Am Tag danach herrschen Entsetzen und Trauer, Betroffenheit und Empörung. Diese Reaktionsweisen sind menschlich verständlich. Die Politik sollte sich jedoch nicht vor einer unangenehmen Einsicht drücken:
Illerkirchberg ist weder ein Einzelfall, noch darf die Gewalttat für ausländerfeindliche Ressentiments missbraucht werden.
Im Koalitionsvertrag heisst es: "Uns verbindet das Verständnis von Deutschland als vielfältige Einwanderungsgesellschaft." Asyl- und Schutzsuchende sollen schneller integriert werden. Auf dieser programmatischen Linie liegen das beschlossene "Chancen-Aufenthaltsrecht" und die geplante beschleunigte Einbürgerung.
Wenn dann in Illerkirchberg einem Eritreer oder in Ludwigshafen einem Somalier Tötungsdelikte vorgeworfen werden, wenn in Frankfurt am Main ein Eritreer ein Kind und dessen Mutter vor den Zug stösst oder in Kandel ein Afghane ein Mädchen ersticht, sind Warnungen vor Vorverurteilungen schneller zur Hand als Realismus und Selbstkritik. Ja, es gibt aggressiven Fremdenhass, und er ist immer verwerflich. Ja, es gibt brutale Gewalt durch Migranten, und auch die ist immer verwerflich. Letztere aber versickert in der politischen Nachbetrachtung schnell und strategisch im Pathos der Betroffenheit.
Konstantin Kuhle von der FDP macht die Tat von Illerkirchberg "fassungslos, wütend und traurig". Der grüne baden-württembergische Finanzminister Danyal Bayaz gibt bekannt, er sei "tief geschockt". Regierenden Politikern sollte jedoch ein anderes Instrumentarium zur Verfügung stehen als die subjektive Befindlichkeit. Sie sollten wissen, dass im Zweifel der Schutz der eigenen Bevölkerung Vorrang geniesst, und entsprechend handeln.

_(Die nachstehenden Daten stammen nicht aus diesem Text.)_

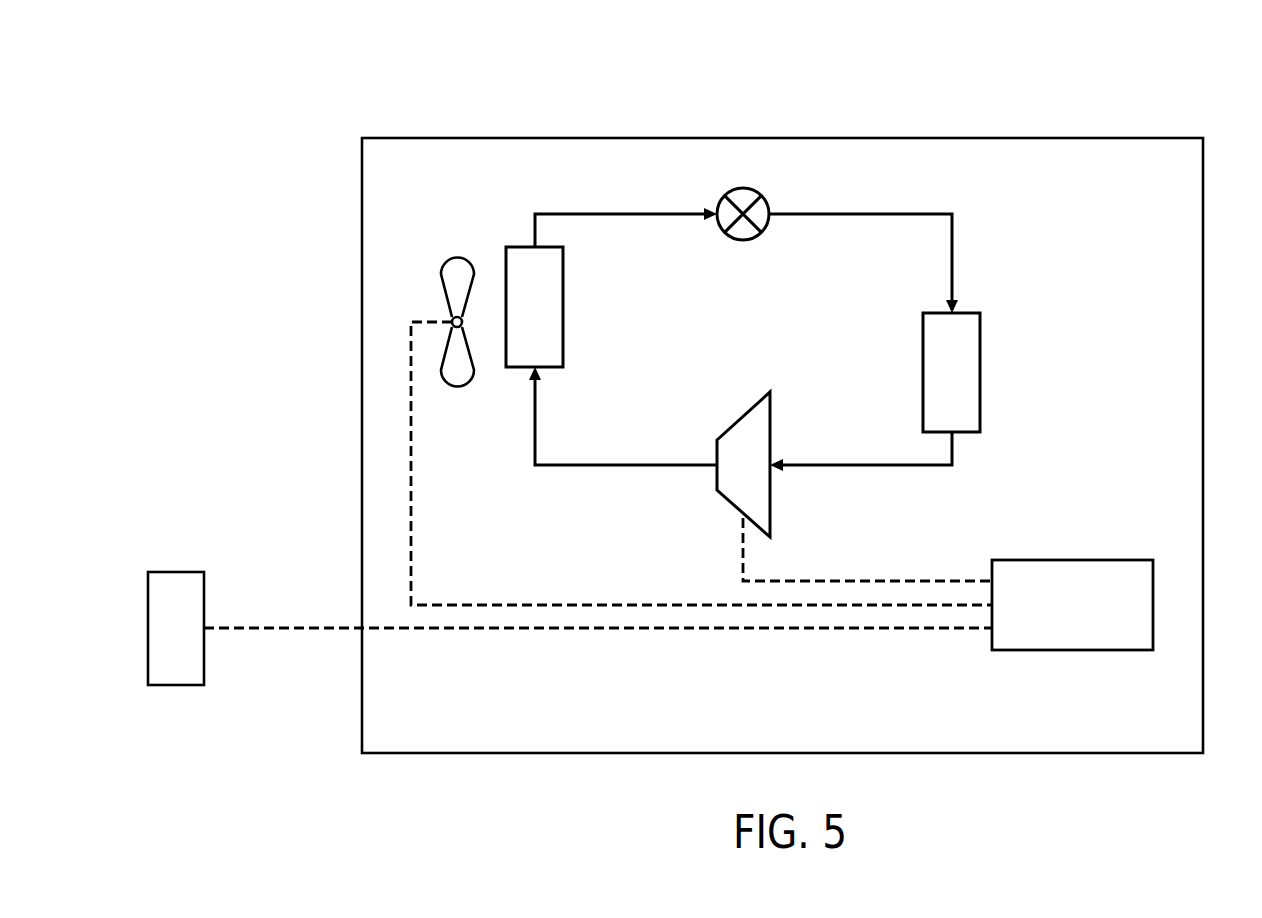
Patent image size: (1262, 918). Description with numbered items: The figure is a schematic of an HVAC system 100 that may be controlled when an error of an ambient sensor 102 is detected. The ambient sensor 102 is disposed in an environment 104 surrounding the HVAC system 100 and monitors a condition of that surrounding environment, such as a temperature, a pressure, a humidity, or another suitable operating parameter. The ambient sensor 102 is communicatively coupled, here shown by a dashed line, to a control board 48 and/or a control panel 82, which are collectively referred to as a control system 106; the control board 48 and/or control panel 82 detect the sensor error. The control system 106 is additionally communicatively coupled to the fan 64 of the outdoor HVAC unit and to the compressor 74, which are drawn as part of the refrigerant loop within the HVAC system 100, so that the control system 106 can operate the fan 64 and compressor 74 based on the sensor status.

The HVAC system 100 is at (1112, 96).
The fan 64 is at (457, 247).
The compressor 74 is at (745, 413).
The control board 48 is at (1065, 612).
The control panel 82 is at (1075, 612).
The control system 106 is at (1072, 650).
The ambient sensor 102 is at (175, 685).
The environment 104 is at (218, 410).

Die sozialdemokratische Bundesinnenministerin Nancy Faeser spricht von "furchtbaren Nachrichten", ohne ein Wort über die Hintergründe der Tat zu verlieren. Täte sie es, müsste sie sich eingestehen,
Wer Migration nur unter ökonomischen oder humanitären Gesichtspunkten betrachtet, verkennt ihre Bedeutung für die innere Sicherheit. Das Bundeslagebild "Kriminalität im Kontext von Zuwanderung" von 2021 zeigt, dass bei "Straftaten gegen das Leben" der Anteil der tatverdächtigen Zuwanderer bei 12,8 Prozent liegt. Ähnlich hoch ist der Anteil an Vergewaltigungen und sexueller Nötigung. Die polizeiliche Kriminalstatistik definiert Zuwanderer als Asylbewerber, Schutz- und Asylberechtigte sowie Kontingentflüchtlinge, jeweils in Duldung oder unerlaubtem Aufenthalt. Sie stellen etwa zwei Prozent der Gesamtbevölkerung.
Daraus folgt keineswegs die Pflicht zur Abschottung - wohl aber der Auftrag, künftig genauer hinzuschauen, wen man ins Land lässt, wen man ablehnt, wen man rasch wieder ausweist. Mittelfristig wird sich die Debatte nicht vermeiden lassen, ob das Asylrecht in seiner vorliegenden Form den Herausforderungen des 21. Jahrhunderts gerecht wird. Die Bundesrepublik wurde nicht als Arbeitsgemeinschaft zur Linderung der Leiden dieser Welt gegründet.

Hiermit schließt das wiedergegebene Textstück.